Forbes Cowan came fourth in the World Muscle Power championship of 1993 and 1994, and in 1995 progressed to second spot, winning this prestigious title in 1996. He took the European Muscle Power title in 1995 in a field that included the great Magnus Ver Magnusson.

Four years into his professional career he was invited to his first World's Strongest Man in 1994 in South Africa where he created a sensation when he won his heat against tough opposition, including the then current title holder Gary Taylor. In the final, he beat the eventual champion Magnus Ver Magnusson in the pole push but sustained a rib injury. He continued through the pain to finish fifth overall. He repeated this finish in 1995, again after sustaining an injury, this time to his back.
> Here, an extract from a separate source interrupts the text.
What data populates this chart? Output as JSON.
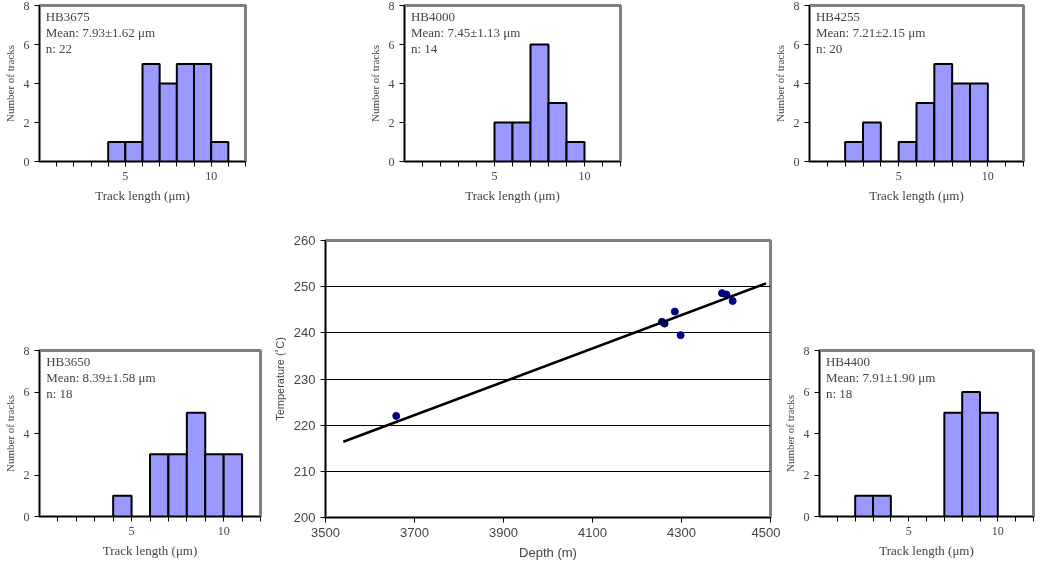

His career peaked in 1996, when he won the World Muscle Power title. His career was put on hold in 1997 when he was imprisoned for his involvement in a plot to smuggle cannabis into the UK. Following his release in 2001, he continued to compete but not at the very top international flight.
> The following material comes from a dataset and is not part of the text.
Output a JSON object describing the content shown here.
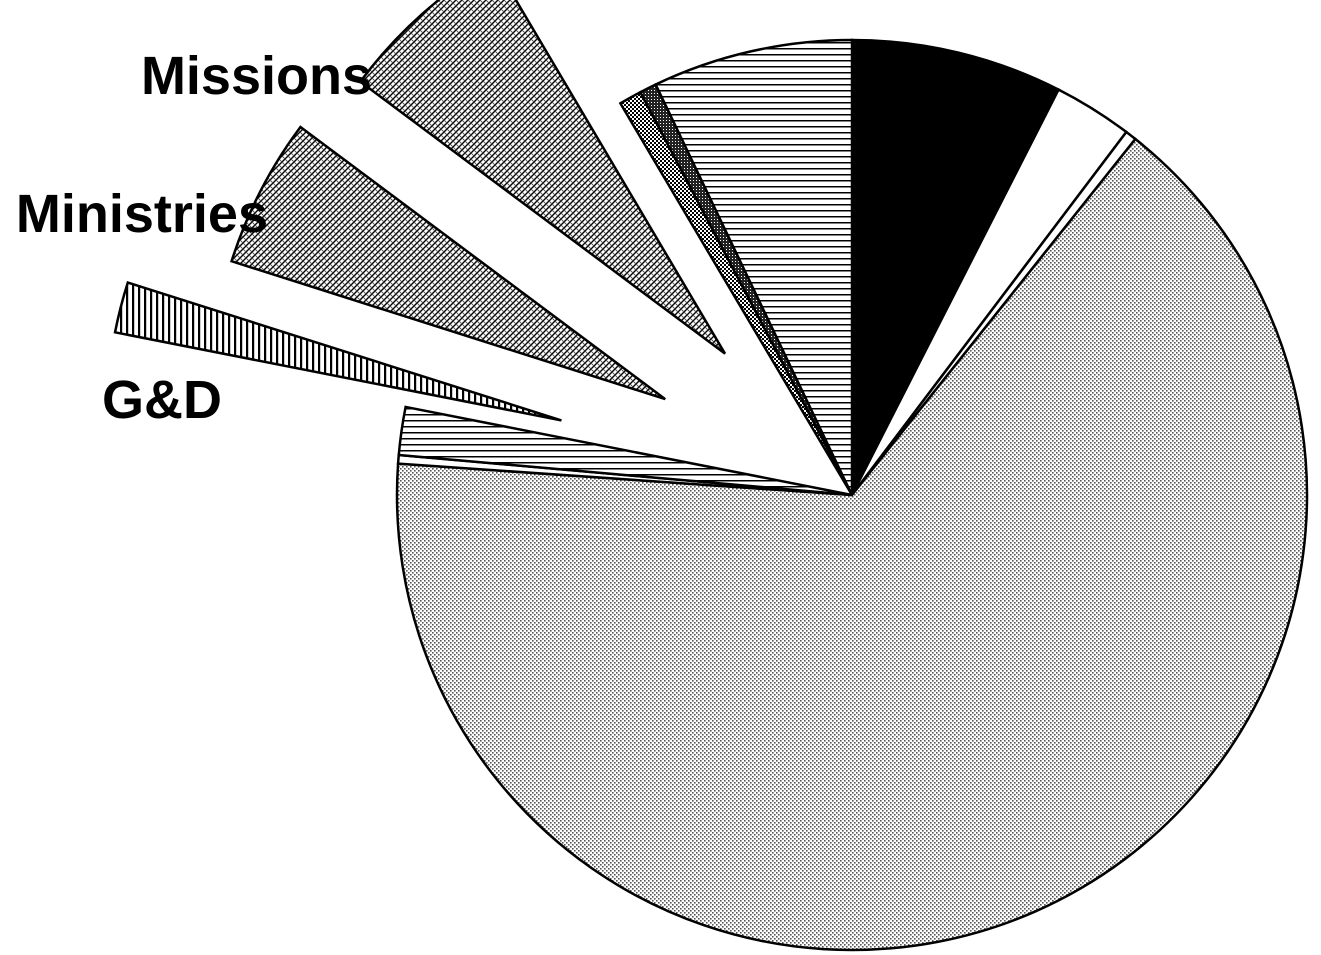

In addition to strength athletics he was also a renowned Highland Games competitor excelling in caber tossing and throwing 56 lb in weight for height. His throws of 16' 6" in the latter assured his place in the world rankings.

== Personal records ==
- Samson's barrow carry – 9 humans (25m course) in 11.10 seconds (1995 World's Strongest Man, group 4) (World Record)
- Keg toss – 25 kg over 4.90 m (1995 Manfred Hoeberl Classic) (former world record)

== Competition record ==
- 1991
  - 1. – Europe's Strongest Man
- 1993
  - 1. – Britain's Strongest Man
  - 5. – Europe's Strongest Man
  - 4. – World Muscle Power
- 1994
  - 6. – Europe's Strongest Man
  - 5. – World's Strongest Man
  - 4. – World Muscle Power
- 1995
  - 1. – Britain's Strongest Man
  - 11. – Europe's Strongest Man
  - 1. – European Muscle Power
  - 2. – World Muscle Power
- 1996
  - 1. – World Muscle Power
  - 12. – Europe's Strongest Man (injured)
  - 5. – World's Strongest Man

== Statistics ==
- Height: 6' 4½"
- Weight: 287 lbs
- Chest: 56"
- Biceps: 20"

== Acting career ==
In 2000, Forbes worked on the film Gladiator as a stuntman.